1) Head Position: Stop Burying Your Head
The common error
Many swimmers press their heads down, thinking it helps them stay streamlined. I’ve heard countless swimmers say they’ve been told to look straight down to help lift their legs in the water. This buries the head below the waterline, the breath becomes harder to grab, and your spine is out of alignment.
Why does it hurt your swimming?
When the head drops too low, the upper back often rounds, the shoulders roll forward, and the chest collapses. Breathing becomes harder because you have to lift your head to clear your mouth, rather than simply rolling your body to the side for each breath. It can also throw off body balance and contribute to sinking hips and extra drag.
The fix
Think: neutral head, long neck, or tall, proud posture.
Instead of forcing your head down, let it float in line with your spine with the waterline breaking just behind your hairline.
Try this cue:
- "Look slightly forward 1-2 ft on the black line below."
- "Stack the head on top of the shoulder, keeping the spine aligned."
A good indicator that you’re executing this? You can more cleanly find a pocket of air with each breath without having to lift the head.

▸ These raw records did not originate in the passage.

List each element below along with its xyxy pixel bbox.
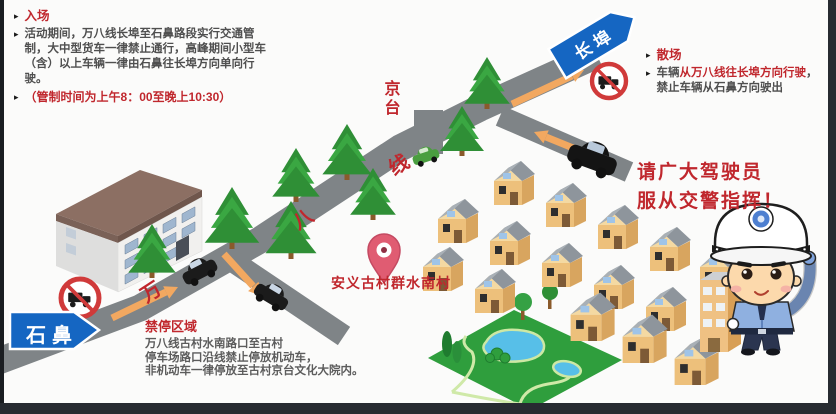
direction-sign-shibi-text: 石鼻 <box>15 319 89 348</box>
no-parking-notice: 禁停区域 万八线古村水南路口至古村停车场路口沿线禁止停放机动车，非机动车一律停放… <box>145 316 435 379</box>
bullet-icon: ▸ <box>646 66 651 81</box>
pine-tree-icon <box>205 187 260 249</box>
no-parking-line: 万八线古村水南路口至古村 <box>145 338 435 352</box>
exit-title: 散场 <box>657 48 682 63</box>
village-house <box>475 269 516 313</box>
bullet-icon: ▸ <box>14 9 19 24</box>
village-house <box>650 227 691 271</box>
pine-tree-icon <box>322 124 371 180</box>
village-house <box>598 205 639 249</box>
obey-line-2: 服从交警指挥！ <box>637 187 817 216</box>
exit-body-segment: 车辆 <box>657 67 680 79</box>
right-frame-edge <box>828 0 836 414</box>
village-label: 安义古村群水南村 <box>331 273 451 293</box>
no-parking-line: 非机动车一律停放至古村京台文化大院内。 <box>145 365 435 379</box>
obey-police-message: 请广大驾驶员 服从交警指挥！ <box>637 158 817 216</box>
no-parking-line: 停车场路口沿线禁止停放机动车， <box>145 352 435 366</box>
small-building-window <box>703 303 712 311</box>
left-frame-edge <box>0 0 4 414</box>
small-building-window <box>716 303 725 311</box>
village-house <box>494 161 535 205</box>
traffic-control-infographic: ▸ 入场 ▸ 活动期间，万八线长埠至石鼻路段实行交通管制，大中型货车一律禁止通行… <box>0 0 836 414</box>
small-building-window <box>703 319 712 327</box>
exit-notice: ▸ 散场 ▸ 车辆从万八线往长埠方向行驶，禁止车辆从石鼻方向驶出 <box>646 48 818 99</box>
obey-line-1: 请广大驾驶员 <box>637 158 817 187</box>
bullet-icon: ▸ <box>646 48 651 63</box>
small-building-door <box>708 338 720 352</box>
bottom-frame-edge <box>0 403 836 414</box>
village-house <box>542 243 583 287</box>
exit-body: 车辆从万八线往长埠方向行驶，禁止车辆从石鼻方向驶出 <box>657 66 818 96</box>
cypress-bush <box>453 341 462 363</box>
village-house <box>546 183 587 227</box>
no-trucks-sign-icon <box>592 64 626 98</box>
cypress-bush <box>442 331 452 357</box>
pine-tree-icon <box>272 148 320 202</box>
village-house <box>490 221 531 265</box>
village-house <box>438 199 479 243</box>
bullet-icon: ▸ <box>14 27 19 42</box>
small-building-window <box>716 319 725 327</box>
bullet-icon: ▸ <box>14 90 19 105</box>
entry-time-note: （管制时间为上午8：00至晚上10:30） <box>25 90 232 105</box>
exit-body-segment: 从万八线往长埠方向行驶 <box>680 67 807 79</box>
small-building-window <box>703 287 712 295</box>
no-parking-title: 禁停区域 <box>145 316 435 335</box>
entry-body: 活动期间，万八线长埠至石鼻路段实行交通管制，大中型货车一律禁止通行，高峰期间小型… <box>25 27 270 87</box>
road-label-jingtai: 京台 <box>384 80 401 118</box>
small-building-window <box>716 287 725 295</box>
entry-title: 入场 <box>25 9 50 24</box>
no-parking-lines: 万八线古村水南路口至古村停车场路口沿线禁止停放机动车，非机动车一律停放至古村京台… <box>145 338 435 379</box>
entry-notice: ▸ 入场 ▸ 活动期间，万八线长埠至石鼻路段实行交通管制，大中型货车一律禁止通行… <box>14 9 270 108</box>
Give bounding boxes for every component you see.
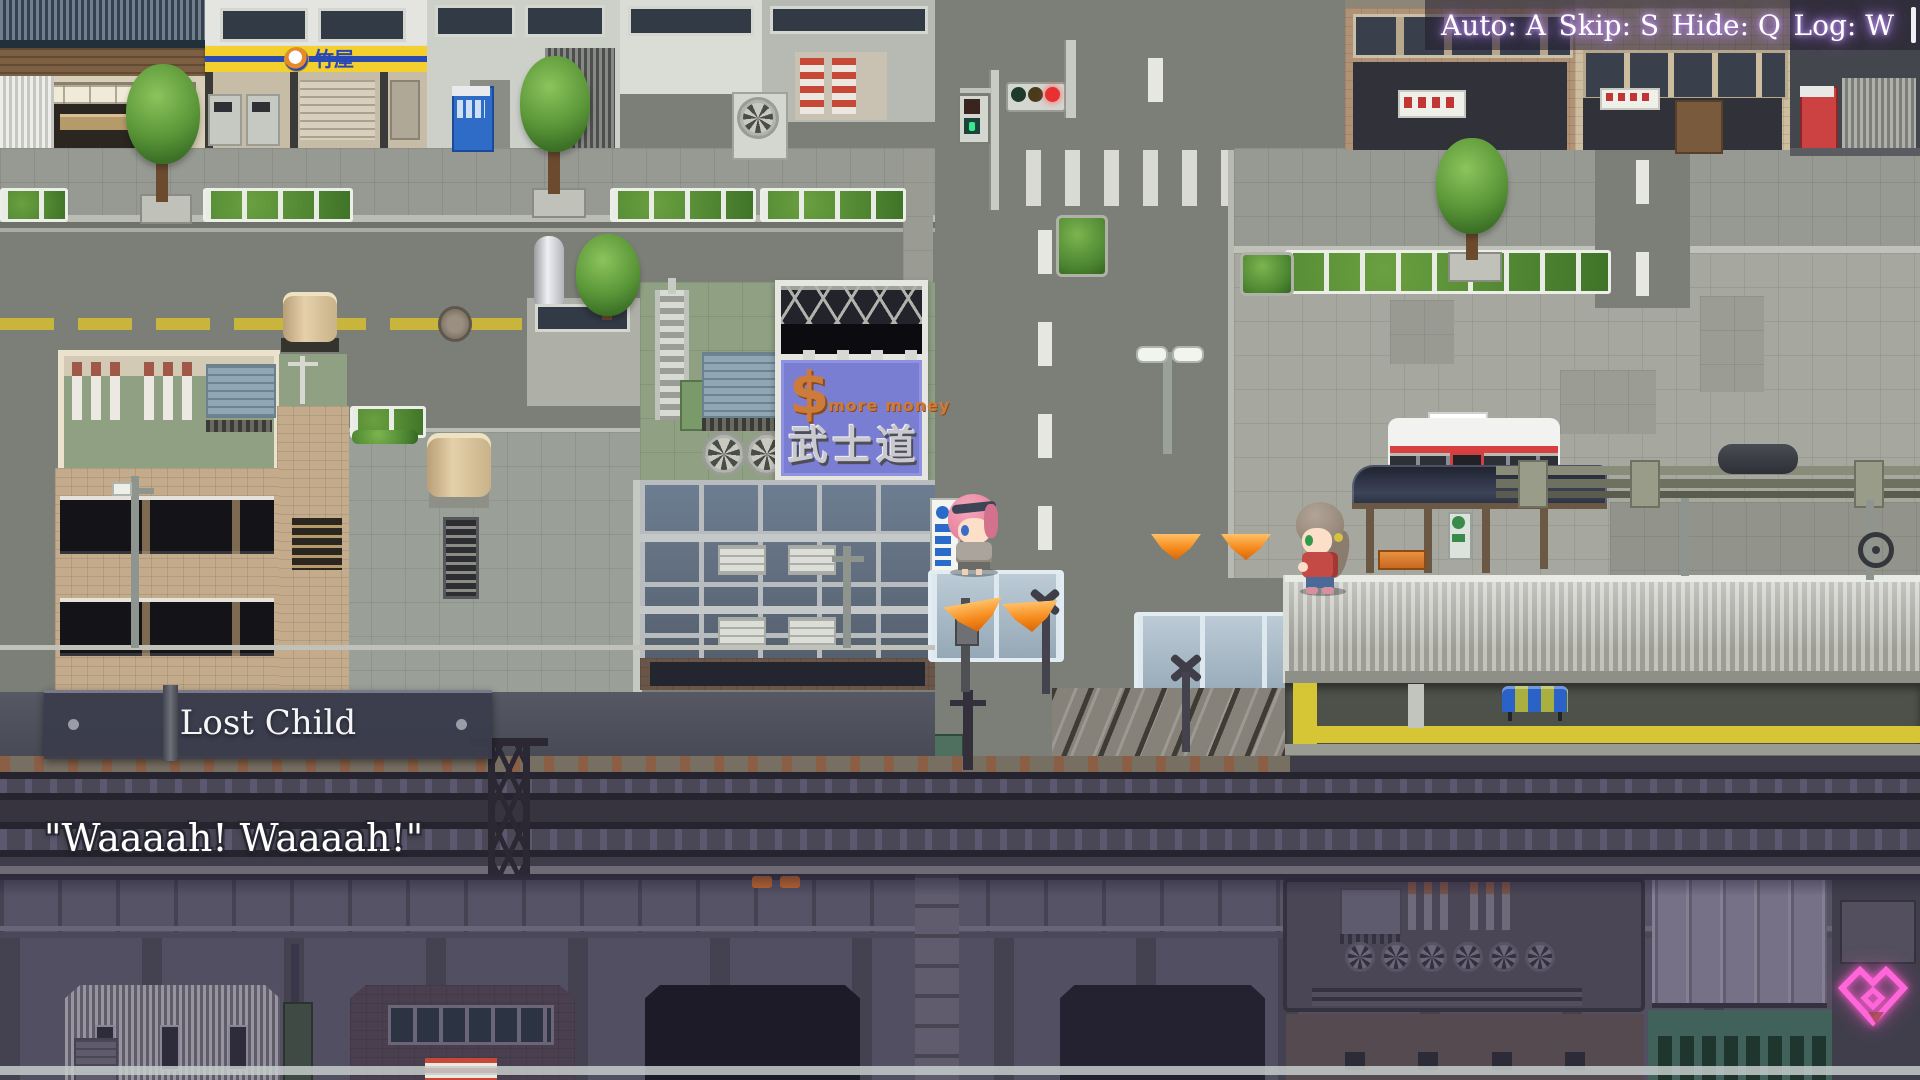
menu-item-skip[interactable]: Skip: S	[1559, 9, 1660, 42]
path-marker-arrow-4	[1220, 534, 1272, 560]
menu-item-hide[interactable]: Hide: Q	[1672, 9, 1781, 42]
path-marker-arrow-1	[942, 597, 1008, 637]
child-shoe-2	[1322, 587, 1334, 594]
dialog-text: "Waaaah! Waaaah!"	[44, 816, 423, 860]
child-hairband	[1334, 533, 1343, 542]
menu-item-auto[interactable]: Auto: A	[1441, 9, 1546, 42]
screenshot-root: 竹屋	[0, 0, 1920, 1080]
pink-girl-hair-strand	[984, 504, 998, 538]
path-marker-arrow-3	[1150, 534, 1202, 560]
pink-girl-jacket	[956, 542, 992, 564]
character-pink-haired-girl	[946, 492, 1002, 576]
child-eye	[1305, 535, 1313, 546]
pink-girl-leg-2	[976, 569, 982, 575]
location-banner: Lost Child	[44, 690, 492, 759]
child-hand	[1298, 562, 1308, 572]
menu-item-log[interactable]: Log: W	[1794, 9, 1895, 42]
path-marker-arrow-2	[1001, 600, 1061, 634]
menu-edge-tick	[1911, 7, 1916, 43]
character-lost-child-girl	[1294, 500, 1352, 596]
quick-menu: Auto: A Skip: S Hide: Q Log: W	[1425, 0, 1920, 50]
pink-girl-eye	[961, 525, 969, 536]
location-banner-title: Lost Child	[44, 703, 492, 743]
characters-layer	[0, 0, 1920, 1080]
child-shoe-1	[1306, 587, 1318, 594]
pink-girl-leg-1	[962, 569, 968, 575]
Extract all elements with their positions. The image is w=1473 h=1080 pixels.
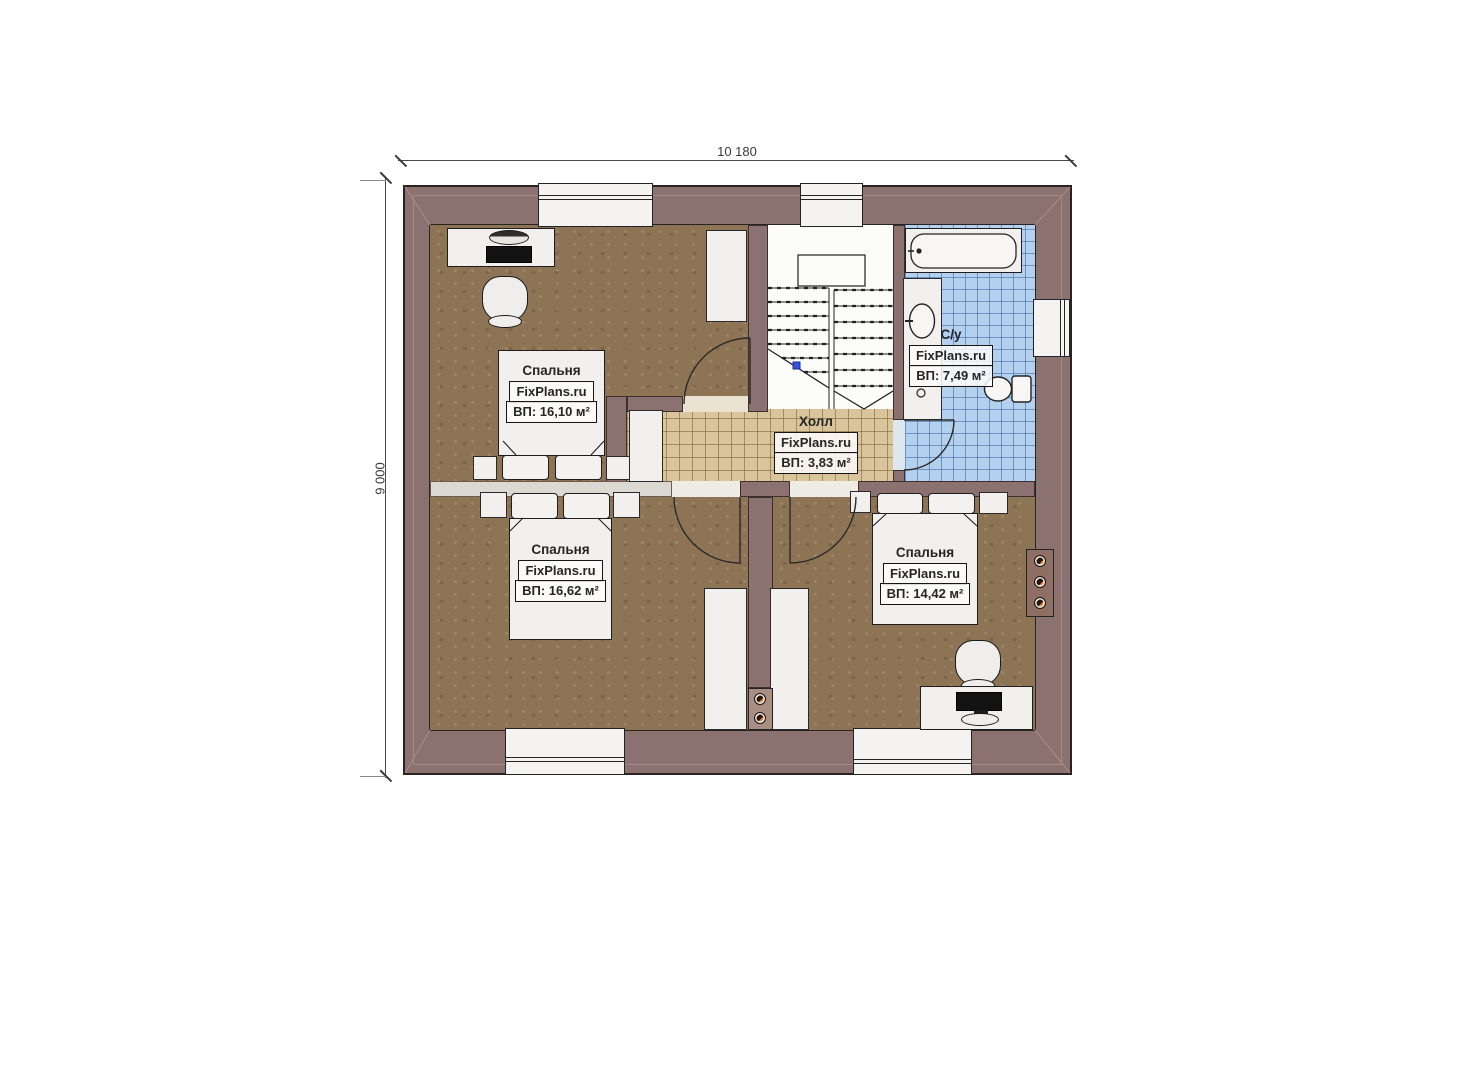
room-area: ВП: 16,10 м² (506, 401, 597, 423)
room-label-bedroom-top-left: Спальня FixPlans.ru ВП: 16,10 м² (498, 363, 605, 423)
bathtub-basin (908, 234, 1016, 268)
room-area: ВП: 16,62 м² (515, 580, 606, 602)
room-label-bedroom-bottom-right: Спальня FixPlans.ru ВП: 14,42 м² (872, 545, 978, 605)
room-area: ВП: 7,49 м² (909, 365, 993, 387)
stair-landing (798, 255, 865, 286)
room-label-bathroom: С/у FixPlans.ru ВП: 7,49 м² (903, 327, 999, 387)
room-area: ВП: 3,83 м² (774, 452, 858, 474)
door-bedroom-bottom-right (790, 497, 856, 563)
brand-watermark: FixPlans.ru (518, 560, 602, 582)
floor-plan-canvas: 10 180 9 000 (0, 0, 1473, 1080)
plan-linework (0, 0, 1473, 1080)
room-label-hall: Холл FixPlans.ru ВП: 3,83 м² (757, 414, 875, 474)
room-name: Спальня (896, 545, 954, 560)
room-name: Холл (799, 414, 833, 429)
door-bedroom-bottom-left (674, 497, 740, 563)
stair-marker (793, 362, 800, 369)
brand-watermark: FixPlans.ru (774, 432, 858, 454)
door-bedroom-top-left (684, 338, 750, 404)
drain (917, 389, 925, 397)
stair-direction-arrow (834, 391, 893, 409)
room-label-bedroom-bottom-left: Спальня FixPlans.ru ВП: 16,62 м² (509, 542, 612, 602)
door-bathroom (904, 420, 954, 470)
corner-miter-lines (405, 187, 1070, 773)
bathtub-faucet (916, 248, 921, 253)
room-name: Спальня (522, 363, 580, 378)
brand-watermark: FixPlans.ru (883, 563, 967, 585)
brand-watermark: FixPlans.ru (509, 381, 593, 403)
staircase (768, 255, 893, 409)
room-name: С/у (940, 327, 961, 342)
brand-watermark: FixPlans.ru (909, 345, 993, 367)
room-area: ВП: 14,42 м² (880, 583, 971, 605)
room-name: Спальня (531, 542, 589, 557)
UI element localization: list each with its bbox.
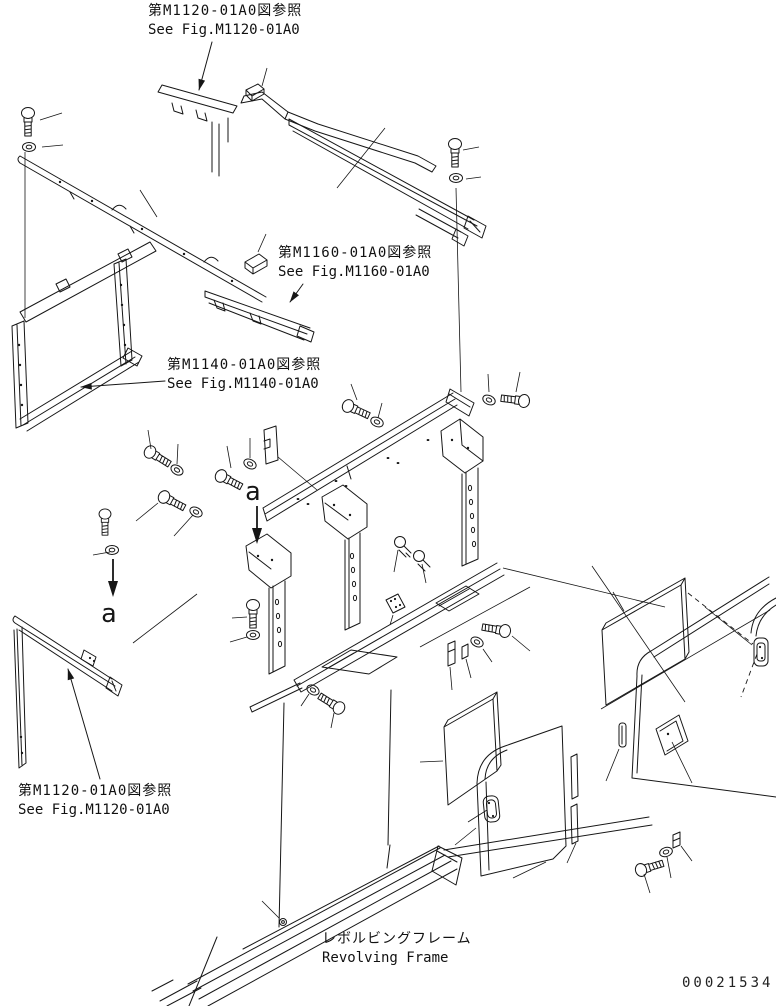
bolt [340,398,371,422]
plug-screw [414,551,431,572]
washer [242,457,258,471]
bolt [481,621,511,639]
panel-back-right [602,578,689,705]
exploded-view-drawing: a a [0,0,776,1006]
fig-ref-frame-jp: 第M1140-01A0図参照 [167,356,321,375]
fig-ref-label-mid: 第M1160-01A0図参照 See Fig.M1160-01A0 [278,244,432,282]
revolving-frame-label-jp: レボルビングフレーム [322,930,472,949]
bolt [99,509,111,535]
bottom-left-rail [13,616,122,768]
washer [106,546,119,555]
revolving-frame-label: レボルビングフレーム Revolving Frame [322,930,472,968]
bolt [22,108,35,137]
clip [462,644,468,659]
section-marker-upper: a [245,477,261,507]
bolt [142,444,173,470]
washer [23,143,36,152]
washer [450,174,463,183]
revolving-frame-label-en: Revolving Frame [322,949,472,968]
washer [658,846,673,858]
side-rail [18,156,266,302]
washer [247,631,260,640]
bolt [316,690,347,716]
left-subframe [12,242,156,431]
fig-ref-bottom-left-en: See Fig.M1120-01A0 [18,801,172,820]
washer [369,415,385,429]
section-marker-lower: a [101,599,117,629]
bolt [449,139,462,168]
clip [673,832,680,848]
fig-ref-mid-jp: 第M1160-01A0図参照 [278,244,432,263]
fig-ref-frame-en: See Fig.M1140-01A0 [167,375,321,394]
door-front-right [632,577,776,797]
fig-ref-label-bottom-left: 第M1120-01A0図参照 See Fig.M1120-01A0 [18,782,172,820]
nut [305,683,321,697]
washer [169,463,185,478]
door-behind-corner [751,598,776,636]
bolt [247,600,260,629]
clip [448,641,455,666]
fig-ref-mid-en: See Fig.M1160-01A0 [278,263,432,282]
fig-ref-top-en: See Fig.M1120-01A0 [148,21,302,40]
bolt [500,392,530,408]
bolt [634,857,665,878]
fig-ref-label-top: 第M1120-01A0図参照 See Fig.M1120-01A0 [148,2,302,40]
bolt [156,489,187,514]
latch-recess [656,715,688,755]
latch-plate [754,638,768,666]
washer [481,393,497,407]
bolt [213,468,244,493]
parts-diagram-page: a a 第M1120-01A0図参照 See Fig.M1120-01A0 第M… [0,0,776,1006]
main-frame-assembly [246,389,504,712]
door-front-left [477,726,566,876]
washer [188,505,204,519]
fig-ref-label-frame: 第M1140-01A0図参照 See Fig.M1140-01A0 [167,356,321,394]
seal-strip-upper [571,754,578,799]
fig-ref-bottom-left-jp: 第M1120-01A0図参照 [18,782,172,801]
nut [469,635,485,649]
fig-ref-top-jp: 第M1120-01A0図参照 [148,2,302,21]
top-bracket-assembly [158,84,436,176]
fasteners [22,108,681,878]
panel-back-left [444,692,501,805]
drawing-number: 00021534 [682,975,773,991]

2) Shoulder Position: Stop Collapsing or Rolling Forward
The common error
This one is a bit more nuanced and can be tricky to self-identify with, but I’ve found it in swimmers of all abilities. If you spend a lot of time at a desk, on a bike, driving, using a phone… you’re a prime candidate for this error!
Why does it hurt your swimming?
When you roll your shoulders forward, your deltoid (shoulder) muscles are isolated and asked to do a lot at once: stabilize, establish traction on the water, and pull/push the arm backward, etc. This repetitive overuse is a quick recipe for shoulder pain, a dropped-arm position (and subsequent drag), and timing and balance issues.
Over-extension can be just as problematic. When swimmers reach their arms forward, they often immediately push down on the water, causing a drop in body position, loss of balance, and overuse of the shoulder muscles to compensate.
The fix
The goal is a "proud posture," not a stiff one.
You want your shoulder blades rolled back and down, "pinned" slightly, creating a wide chest without arching your back.
Try this cue:
- "Shoulder blades in your back pockets."
- "Tall, proud posture"
If you feel tension in your traps, you’re likely shrugging your shoulders instead of setting your shoulders.
Your fitness can certainly carry you far in the water, but it’s your posture that can produce the biggest returns on your time investment. Swimming rewards alignment. When your head, shoulders, and spine are all stacked, you start working with the water rather than against it.